O original é livre desde muito tempo. A tradução tem direito próprio e mais novo, e a confusão entre as duas coisas produz a maior parte dos problemas.

O raciocínio é direto. Um poema publicado em 1857 pode estar em domínio público enquanto a tradução brasileira dele, feita nos anos 1980, segue protegida por décadas. Copiar um poema traduzido para um site não é copiar Baudelaire, é copiar quem traduziu.

Como conferir: a folha de rosto traz o nome do tradutor e o ano da tradução. A conta é a mesma da lei brasileira, contada a partir da morte do tradutor, jamais a partir da morte do poeta.

E quando a versão em português importa de verdade: os quatro poemas com o mesmo título ficam parecidos ou distintos conforme a decisão de quem traduziu. Ler duas traduções lado a lado mostra a decisão na cara, e é o exercício mais barato de leitura comparada que existe.

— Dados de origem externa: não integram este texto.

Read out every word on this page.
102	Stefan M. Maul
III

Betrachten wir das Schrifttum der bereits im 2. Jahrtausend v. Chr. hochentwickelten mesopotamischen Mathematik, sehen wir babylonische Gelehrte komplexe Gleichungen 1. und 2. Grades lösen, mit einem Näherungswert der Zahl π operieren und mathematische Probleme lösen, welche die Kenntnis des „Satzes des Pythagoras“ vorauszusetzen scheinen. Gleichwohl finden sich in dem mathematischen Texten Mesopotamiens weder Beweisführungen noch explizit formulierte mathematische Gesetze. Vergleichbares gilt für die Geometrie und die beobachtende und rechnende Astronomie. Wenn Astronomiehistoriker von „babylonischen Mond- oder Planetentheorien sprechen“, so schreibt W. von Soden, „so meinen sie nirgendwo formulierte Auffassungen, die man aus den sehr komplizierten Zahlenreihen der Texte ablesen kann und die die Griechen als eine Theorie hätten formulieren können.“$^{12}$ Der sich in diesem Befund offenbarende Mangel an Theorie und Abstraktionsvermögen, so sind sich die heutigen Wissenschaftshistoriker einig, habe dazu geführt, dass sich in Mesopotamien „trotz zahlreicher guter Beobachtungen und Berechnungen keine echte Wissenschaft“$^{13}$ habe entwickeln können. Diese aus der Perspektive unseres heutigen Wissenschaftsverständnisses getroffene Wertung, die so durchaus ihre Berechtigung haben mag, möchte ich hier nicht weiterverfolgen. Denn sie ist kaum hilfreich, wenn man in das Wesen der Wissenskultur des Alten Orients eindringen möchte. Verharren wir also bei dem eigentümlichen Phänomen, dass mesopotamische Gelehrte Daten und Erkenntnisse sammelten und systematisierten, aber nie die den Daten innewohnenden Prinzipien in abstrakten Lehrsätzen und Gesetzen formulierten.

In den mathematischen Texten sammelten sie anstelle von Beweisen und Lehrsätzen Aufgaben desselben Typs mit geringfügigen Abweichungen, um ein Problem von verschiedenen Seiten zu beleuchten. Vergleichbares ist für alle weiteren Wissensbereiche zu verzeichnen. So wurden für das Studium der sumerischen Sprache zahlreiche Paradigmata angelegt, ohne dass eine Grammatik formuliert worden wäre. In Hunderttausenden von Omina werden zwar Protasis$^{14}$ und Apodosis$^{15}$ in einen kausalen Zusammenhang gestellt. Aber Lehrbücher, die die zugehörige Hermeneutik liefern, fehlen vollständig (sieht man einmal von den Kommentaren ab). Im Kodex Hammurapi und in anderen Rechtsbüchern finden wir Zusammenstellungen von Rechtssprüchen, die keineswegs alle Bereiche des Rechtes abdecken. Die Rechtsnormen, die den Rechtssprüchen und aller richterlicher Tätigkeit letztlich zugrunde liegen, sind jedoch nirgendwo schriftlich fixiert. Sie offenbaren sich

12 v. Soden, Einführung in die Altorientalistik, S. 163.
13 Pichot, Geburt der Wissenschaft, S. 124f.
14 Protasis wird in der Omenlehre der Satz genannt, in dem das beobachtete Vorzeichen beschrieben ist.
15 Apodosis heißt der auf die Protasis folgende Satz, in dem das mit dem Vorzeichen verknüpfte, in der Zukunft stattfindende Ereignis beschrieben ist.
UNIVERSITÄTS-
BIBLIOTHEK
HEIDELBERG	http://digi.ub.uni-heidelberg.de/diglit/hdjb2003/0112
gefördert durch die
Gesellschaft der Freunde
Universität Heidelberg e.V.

As citações desta página estão no francês original, que é livre, e o comentário em português ao lado é explicação de serviço, sem pretensão de substituir tradução literária nenhuma.

Numa calçada de cidade grande no fim da tarde a cena do albatroz acontece sem poema nenhum. Alguém para no meio do fluxo, olha para cima por qualquer motivo, e atrapalha a passagem de todo mundo até decidir para onde ia.